Aluminum soldering requires special techniques to produce flow into certain joints. Solder composition is more important with aluminum than with many other metals, because galvanic corrosion can cause catastrophic failure.

Commonly soldered wrought-aluminum alloys are 1060, 1100, 1145, 3003, 5005, 6061, 7072, and 8112. Aluminum casting alloys are not solderable. Solders with high zinc content are used on wrought-aluminum assemblies. Tin-lead solders are not recommended because of their poor corrosion resistance.

Copper is one of the easiest metals to solder. Nearly all solders and fluxes can be used; the choice depends primarily on the application.

Most copper-base alloys have good solderability. However, alloys containing beryllium, silicon, or aluminum require acid fluxes. Also, copper-zinc alloys (brasses) should not be soldered with tin-antimony or tin-lead-antimony solders containing more than 1% antimony or 0.02% arsenic.

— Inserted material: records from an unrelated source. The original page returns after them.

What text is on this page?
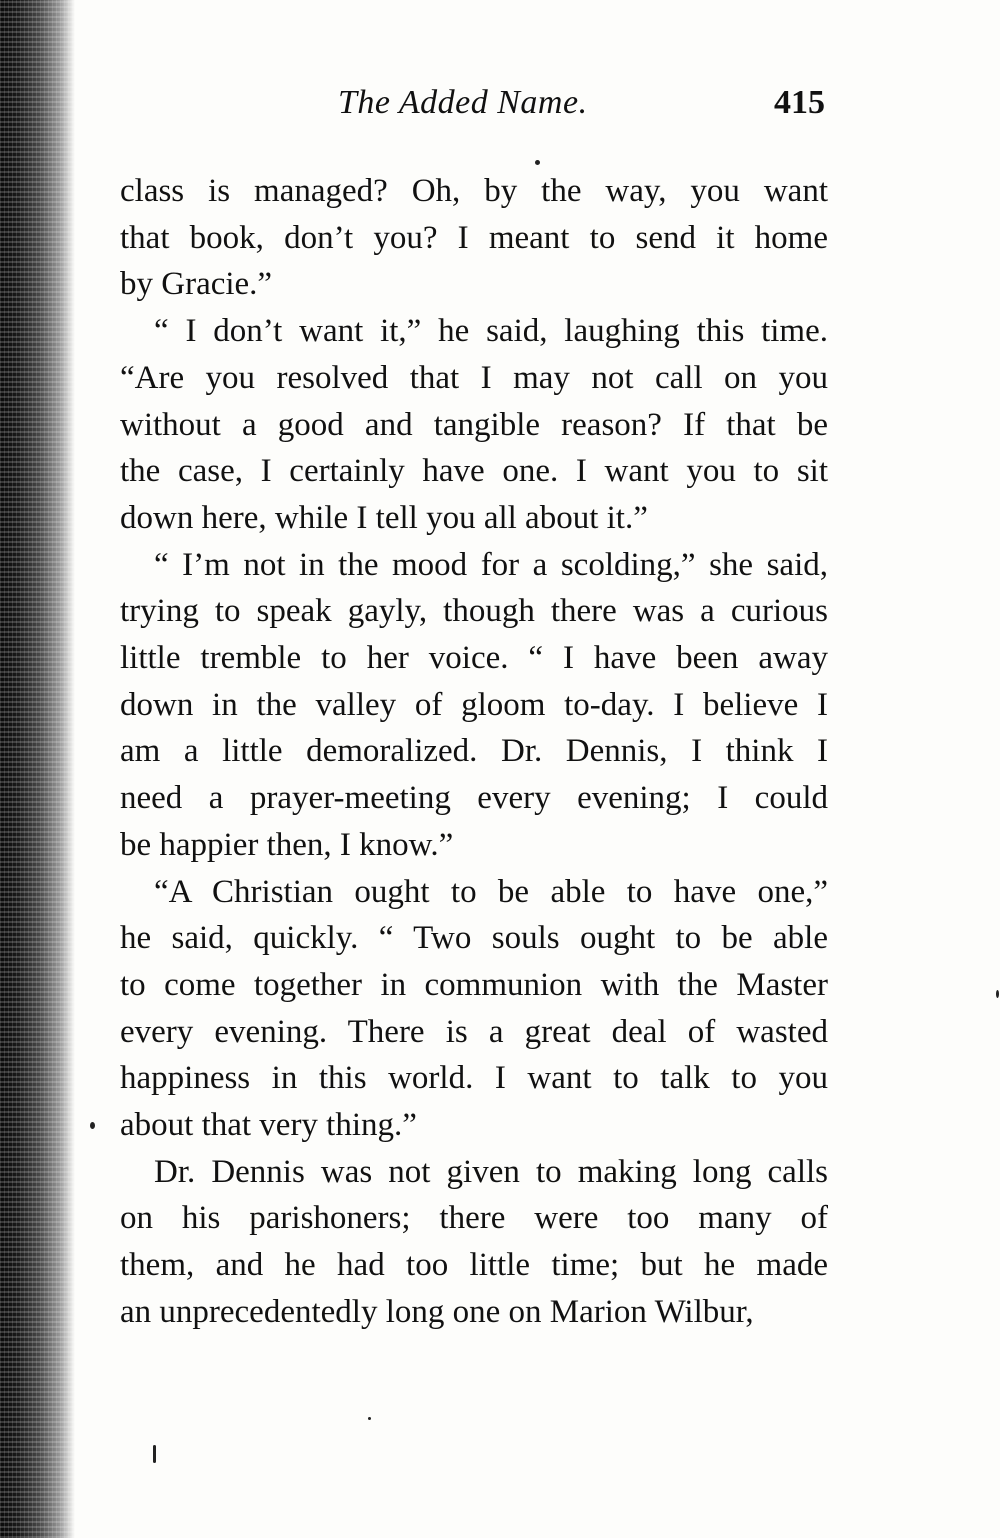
The Added Name.	415
class is managed? Oh, by the way, you want
that book, don’t you? I meant to send it home
by Gracie.”
“ I don’t want it,” he said, laughing this time.
“Are you resolved that I may not call on you
without a good and tangible reason? If that be
the case, I certainly have one. I want you to sit
down here, while I tell you all about it.”
“ I’m not in the mood for a scolding,” she said,
trying to speak gayly, though there was a curious
little tremble to her voice. “ I have been away
down in the valley of gloom to-day. I believe I
am a little demoralized. Dr. Dennis, I think I
need a prayer-meeting every evening; I could
be happier then, I know.”
“A Christian ought to be able to have one,”
he said, quickly. “ Two souls ought to be able
to come together in communion with the Master
every evening. There is a great deal of wasted
happiness in this world. I want to talk to you
about that very thing.”
Dr. Dennis was not given to making long calls
on his parishoners; there were too many of
them, and he had too little time; but he made
an unprecedentedly long one on Marion Wilbur,
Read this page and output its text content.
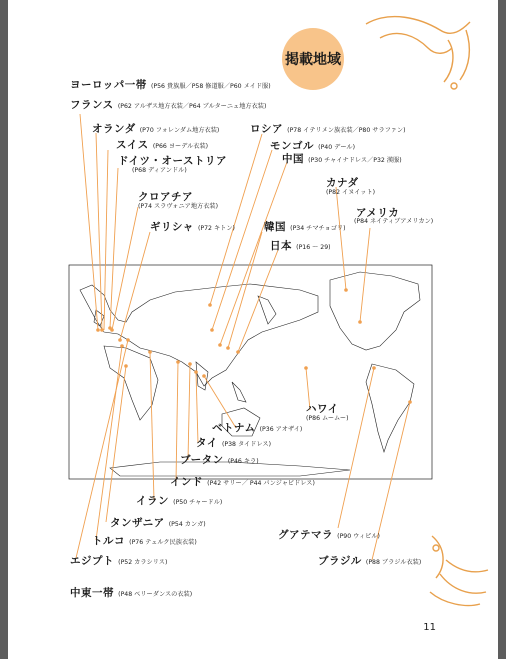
掲載地域
ヨーロッパ一帯 (P56 貴族服／P58 修道服／P60 メイド服)
フランス (P62 アルザス地方衣装／P64 ブルターニュ地方衣装)
オランダ (P70 フォレンダム地方衣装)
スイス (P66 ヨーデル衣装)
ドイツ・オーストリア
(P68 ディアンドル)
クロアチア
(P74 スラヴォニア地方衣装)
ギリシャ (P72 キトン)
ロシア (P78 イテリメン族衣装／P80 サラファン)
モンゴル (P40 デール)
中国 (P30 チャイナドレス／P32 漢服)
カナダ
(P82 イヌイット)
アメリカ
(P84 ネイティブアメリカン)
韓国 (P34 チマチョゴリ)
日本 (P16 〜 29)
ハワイ
(P86 ムームー)
ベトナム (P36 アオザイ)
タイ (P38 タイドレス)
ブータン (P46 キラ)
インド (P42 サリー／ P44 パンジャビドレス)
イラン (P50 チャードル)
タンザニア (P54 カンガ)
トルコ (P76 テュルク民族衣装)
エジプト (P52 カラシリス)
グアテマラ (P90 ウィピル)
ブラジル (P88 ブラジル衣装)
中東一帯 (P48 ベリーダンスの衣装)
11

Nickel and high-nickel alloys can be soldered either to themselves or to other solderable metals. Pure nickel and such alloys as Monel, K Monel, Permanickel, and Duranickel are solderable with inorganic fluxes. Alloys such as Inconel, Incoloy, Inconel X, and Nimonic 75 are difficult to solder.

Age-hardenable materials should be soldered after aging. The temperature involved in soldering will not soften such metals as Duranickel, K Monel, and Inconel X, which have been fully age hardened. Relatively high-tin solders such as 60% tin/40% lead or 50% tin/50% lead are used for joining high-nickel alloys.

Zinc soldering is not difficult. Zinc-chloride fluxes containing some hydrochloric acid are generally used. Zinc die castings normally contain aluminum and other alloys that make them very difficult to solder. These must be treated as though they were an aluminum alloy.

Ferrous materials:Solderability of steel is influenced by its alloying constituents. Low-alloy or mild steels are most easily soldered. Mildly corrosive fluxes are necessary. Medium-carbon steels (0.30 to 0.45% C) solder less readily than low-carbon steels (0.30% C or less). Consequently, surface preparation is more critical. High-carbon steels (over 0.45% C) are seldom soldered. A hot alkaline cleaner, followed by an acid dip, generally produces good soldering surfaces. To facilitate fabrication, these metals can be precoated with solder to provide corrosion protection and improve on-site joining.

Stainless steels can be joined by commercially available lead-tin solders, but corrosive stainless-steel fluxes must be used. If the soldered joint is inaccessible and flux cannot be removed after assembly, pretinning of parts is imperative. Cast iron should not be soldered.

In the case of critical applications, including those for nuclear products, designers should make sure there are no detrimental reactions between the base metals and the solder used.